Thiele plans further oversight on CPF stewardship expenses

Feb 23, 2010 6:56 PM

New York State Assemblyman Fred W. Thiele Jr. is in the process of creating a working group of East End leaders to come up with a uniform policy on the use of Community Preservation Fund money for stewardship.

Mr. Thiele, who drafted the state law creating the CPF, which was adopted in 1998, has been at the fore of lawmakers calling for tighter controls on the fund after East Hampton Town was discovered to have misappropriated $8 million from the CPF, which is intended to preserve open space, to cover 
operating budget deficits beginning in 2006.
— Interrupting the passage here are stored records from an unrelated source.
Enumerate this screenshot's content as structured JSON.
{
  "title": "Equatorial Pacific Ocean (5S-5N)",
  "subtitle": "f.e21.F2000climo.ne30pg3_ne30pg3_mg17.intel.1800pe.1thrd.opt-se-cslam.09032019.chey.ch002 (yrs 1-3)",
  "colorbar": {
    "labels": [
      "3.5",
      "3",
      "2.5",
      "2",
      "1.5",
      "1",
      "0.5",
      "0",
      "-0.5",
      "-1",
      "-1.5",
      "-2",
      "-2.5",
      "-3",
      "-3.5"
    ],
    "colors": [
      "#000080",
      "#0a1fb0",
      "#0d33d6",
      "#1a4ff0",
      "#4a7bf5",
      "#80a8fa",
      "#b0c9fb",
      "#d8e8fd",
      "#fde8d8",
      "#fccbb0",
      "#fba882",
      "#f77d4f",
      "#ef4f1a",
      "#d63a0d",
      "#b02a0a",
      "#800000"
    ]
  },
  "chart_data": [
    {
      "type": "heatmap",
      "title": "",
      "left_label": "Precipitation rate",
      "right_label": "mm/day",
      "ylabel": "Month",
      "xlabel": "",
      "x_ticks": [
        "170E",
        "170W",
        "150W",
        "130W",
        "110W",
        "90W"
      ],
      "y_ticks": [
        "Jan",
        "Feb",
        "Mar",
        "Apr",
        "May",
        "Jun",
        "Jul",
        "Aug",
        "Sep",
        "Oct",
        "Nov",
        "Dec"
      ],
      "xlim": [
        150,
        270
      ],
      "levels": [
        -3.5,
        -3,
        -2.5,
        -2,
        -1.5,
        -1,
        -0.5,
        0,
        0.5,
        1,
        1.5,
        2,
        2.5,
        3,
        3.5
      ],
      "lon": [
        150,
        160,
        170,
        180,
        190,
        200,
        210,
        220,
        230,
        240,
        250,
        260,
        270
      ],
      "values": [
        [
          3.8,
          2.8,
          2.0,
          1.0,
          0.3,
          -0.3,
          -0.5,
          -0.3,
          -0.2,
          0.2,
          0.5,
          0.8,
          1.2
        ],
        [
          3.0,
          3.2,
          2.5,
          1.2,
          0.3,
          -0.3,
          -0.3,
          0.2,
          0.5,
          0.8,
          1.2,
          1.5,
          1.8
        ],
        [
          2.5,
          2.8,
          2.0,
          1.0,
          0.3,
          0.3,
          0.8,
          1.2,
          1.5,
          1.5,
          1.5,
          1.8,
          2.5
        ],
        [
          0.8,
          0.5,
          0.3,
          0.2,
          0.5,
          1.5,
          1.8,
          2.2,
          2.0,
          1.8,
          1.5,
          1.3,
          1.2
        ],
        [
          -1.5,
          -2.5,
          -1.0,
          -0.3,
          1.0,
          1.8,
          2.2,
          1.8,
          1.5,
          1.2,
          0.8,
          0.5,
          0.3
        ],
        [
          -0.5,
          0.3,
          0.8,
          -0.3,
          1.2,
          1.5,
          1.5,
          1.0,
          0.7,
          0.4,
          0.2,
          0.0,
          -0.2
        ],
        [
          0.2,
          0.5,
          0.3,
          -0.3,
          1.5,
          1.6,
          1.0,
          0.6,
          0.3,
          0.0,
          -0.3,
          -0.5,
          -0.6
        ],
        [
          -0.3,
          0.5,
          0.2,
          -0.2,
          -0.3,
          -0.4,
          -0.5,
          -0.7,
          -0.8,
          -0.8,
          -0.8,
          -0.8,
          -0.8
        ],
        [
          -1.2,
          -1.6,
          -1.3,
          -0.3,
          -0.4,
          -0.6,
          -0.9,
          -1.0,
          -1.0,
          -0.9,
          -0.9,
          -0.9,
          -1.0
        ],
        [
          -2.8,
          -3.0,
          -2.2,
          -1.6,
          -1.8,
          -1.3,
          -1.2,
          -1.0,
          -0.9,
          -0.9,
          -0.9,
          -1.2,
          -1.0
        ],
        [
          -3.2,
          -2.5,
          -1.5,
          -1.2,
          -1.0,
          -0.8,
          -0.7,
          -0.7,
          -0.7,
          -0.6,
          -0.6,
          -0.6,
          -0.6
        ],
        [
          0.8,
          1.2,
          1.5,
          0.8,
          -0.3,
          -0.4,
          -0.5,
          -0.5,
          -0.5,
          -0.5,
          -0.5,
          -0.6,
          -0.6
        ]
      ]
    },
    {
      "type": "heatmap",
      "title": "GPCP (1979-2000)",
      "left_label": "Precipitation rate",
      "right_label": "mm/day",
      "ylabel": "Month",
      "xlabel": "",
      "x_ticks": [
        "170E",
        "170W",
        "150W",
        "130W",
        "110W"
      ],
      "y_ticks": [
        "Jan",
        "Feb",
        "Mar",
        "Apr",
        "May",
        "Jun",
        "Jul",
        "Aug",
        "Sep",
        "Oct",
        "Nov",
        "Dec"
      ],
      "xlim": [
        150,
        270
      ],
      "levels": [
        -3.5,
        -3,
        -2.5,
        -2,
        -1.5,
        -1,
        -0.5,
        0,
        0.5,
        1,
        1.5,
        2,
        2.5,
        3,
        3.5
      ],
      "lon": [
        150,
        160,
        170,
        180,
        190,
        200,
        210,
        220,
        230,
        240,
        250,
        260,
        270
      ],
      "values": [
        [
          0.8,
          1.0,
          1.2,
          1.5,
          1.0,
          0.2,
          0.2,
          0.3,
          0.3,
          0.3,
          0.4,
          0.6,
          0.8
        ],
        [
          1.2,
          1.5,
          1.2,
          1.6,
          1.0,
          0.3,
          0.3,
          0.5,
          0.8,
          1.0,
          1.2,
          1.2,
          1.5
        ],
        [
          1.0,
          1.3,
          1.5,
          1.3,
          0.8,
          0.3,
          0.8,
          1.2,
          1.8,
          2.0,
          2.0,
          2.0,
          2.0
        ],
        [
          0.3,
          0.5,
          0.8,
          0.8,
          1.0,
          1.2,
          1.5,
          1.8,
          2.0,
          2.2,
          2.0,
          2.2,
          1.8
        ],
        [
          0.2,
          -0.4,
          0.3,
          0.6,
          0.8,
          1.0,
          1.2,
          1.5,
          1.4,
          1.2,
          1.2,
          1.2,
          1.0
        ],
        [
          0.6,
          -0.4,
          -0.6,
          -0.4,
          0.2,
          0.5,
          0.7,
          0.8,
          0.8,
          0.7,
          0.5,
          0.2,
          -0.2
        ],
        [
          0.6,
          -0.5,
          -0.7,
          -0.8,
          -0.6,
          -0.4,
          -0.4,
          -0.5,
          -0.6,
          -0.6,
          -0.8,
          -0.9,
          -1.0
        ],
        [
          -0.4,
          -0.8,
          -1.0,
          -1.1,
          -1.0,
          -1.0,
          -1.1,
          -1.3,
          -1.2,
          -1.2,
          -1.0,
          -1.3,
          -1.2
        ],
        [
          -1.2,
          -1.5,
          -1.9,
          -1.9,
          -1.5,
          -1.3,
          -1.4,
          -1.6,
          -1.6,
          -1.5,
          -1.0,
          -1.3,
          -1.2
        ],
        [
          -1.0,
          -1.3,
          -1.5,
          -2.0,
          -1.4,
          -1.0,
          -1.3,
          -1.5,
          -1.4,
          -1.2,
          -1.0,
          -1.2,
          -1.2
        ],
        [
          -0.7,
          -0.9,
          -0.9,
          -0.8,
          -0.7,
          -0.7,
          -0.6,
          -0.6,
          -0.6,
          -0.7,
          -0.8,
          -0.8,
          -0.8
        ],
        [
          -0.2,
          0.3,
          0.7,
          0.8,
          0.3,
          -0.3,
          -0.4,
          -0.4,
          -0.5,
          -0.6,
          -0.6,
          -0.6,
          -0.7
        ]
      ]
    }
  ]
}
“In 2007, I called for an audit of the Peconic Bay Region Community Preservation Fund by the New York State comptroller. As a result, extensive malfeasance was discovered by the state comptroller in the Town of East Hampton. Specifically, the town had raided the CPF to hide a general fund deficit,” said Mr. Thiele in a press release issued Monday. “It also was discovered that the Town of East Hampton had trumped up undocumented stewardship expenses to divert money from the CPF to illegally reduce its budget gap. Thankfully, that sordid chapter of East Hampton’s history has come to a close. The integrity of the CPF has been maintained. State legislation was passed to increase transparency and provide clarity as to what constitutes legitimate CPF expenditures.”

As of the fall of 2009, East Hampton was still working to document $1.5 million in chargebacks to the CPF from its general fund for management and stewardship expenses between 2004 and 2008, in response to an inquiry from the state comptroller’s office.

Mr. Thiele plans to appoint 10 to 15 town and village officials, including the towns’ CPF managers and attorneys, as well as local environmental advocates, to a group that will create the policy guidelines.

“Our goal will be to prepare a draft policy manual by July 1 of this year,” said Mr. Thiele. “That draft will then be referred to the five Town Boards in the Peconic Bay Region for discussion, debate, and ultimate adoption before the adoption of the 2011 town budgets this fall.”

The group, which will hold all of its meetings in public, will also be expected to draft an inter-municipal agreement between the five East End towns to create a Peconic Bay Region CPF Opinions Bureau, whose opinions must be taken into account by all five towns.

“We need to ensure uniform and consistent interpretation of the CPF laws and policies with the highest degree of transparency and oversight,” said Mr. Thiele. “This opinions bureau has been authorized by state law and should be implemented now.”